Canadian Manufacturing

TTC electric bus procurement plans include Canadian EV manufacturers

by Sadi Muktadir   

Environment Manufacturing Operations Procurement Sustainability Technology / IIoT Automotive Cleantech Infrastructure Transportation automotive automotive manufacturing Electric Vehicles fuel cell technology In Focus Manufacturing public transit transportation

The 300 all-electric buses that have gone to tender include proposals from NFI, Nova Bus and Lion Electric.

PHOTO: Marcin Wichary, via Flickr

On Apr. 14, the TTC held a board meeting to discuss further plans to purchase 300 electric buses for their fleet as they pursue their aggressive electrification plans for 2023 and beyond.

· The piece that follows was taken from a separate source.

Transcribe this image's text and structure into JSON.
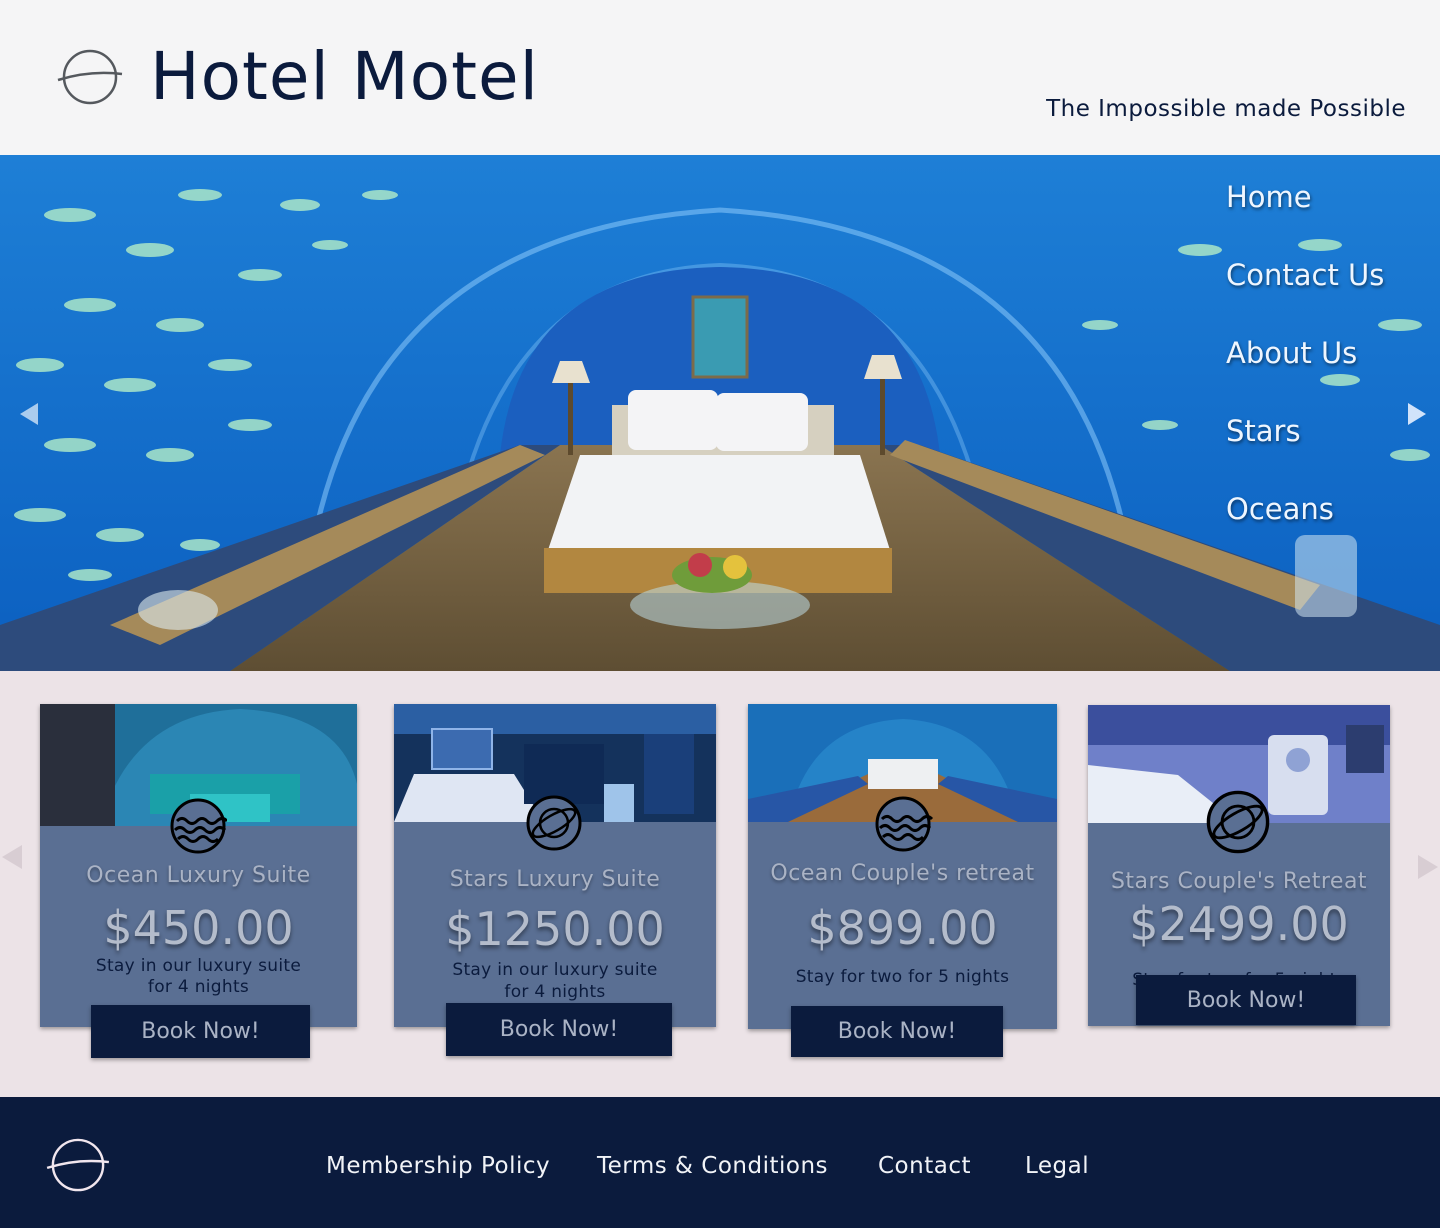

Currently, the TTC has 60 battery electric buses operational, and are studying the electrification plans of a variety of transit authorities to best implement their own plans. The vehicle procurement program at the TTC has looked at the adoption strategies of Foothill Transit, St. Albert Transit and other smaller programs that have more experience in the electrified bus market for infrastructure strategy insight.

“Of course, those transit authorities are much smaller, so the problems in scaling up will be different,” said Bem Case, head of Vehicle Programs at the TTC. “But they’ve been in the EV market for a lot longer so there’s a lot to learn from how they implemented their infrastructure.”

Bem Case also mentioned that the 300 all-electric buses will go to tender in Q4 of this year and awarded in Q1 of 2022. Proposals of interest have already been sent from many Canadian automotive manufacturers, including NFI, Nova Bus and Lion Electric.

Together with the recent procurement announcement of another 300 EV’s, the TTC announced a tripartite agreement with the OPG and Toronto Hydro to build charging infrastructure for long and short range electric buses. Part of this announcement means building charging stations, chargers, backup generators, and a consistent electrical supply at a variety of stops and locations.


When asked about any future plans for the TTC to consider hydrogen powered fuel-cell buses, Bem was clear about the challenges this presented.

“Fuel-cell buses are certainly something we discuss,” he said. “But right now, the major constraint is ‘how do you get clean hydrogen in the amounts required right to the station?’ The electrolyzer that Enbridge owns is in Markham, and I don’t think the technology for mass adoption is there yet. I’m curious to see how Mississauga’s plans for 20-25 hydrogen-fueled buses go.”

The purchase plans and tender decision will be finalized sometime later this year as the TTC aims to be the largest electric fleet in North America and adopt a fully zero-emission transit system heading into 2023.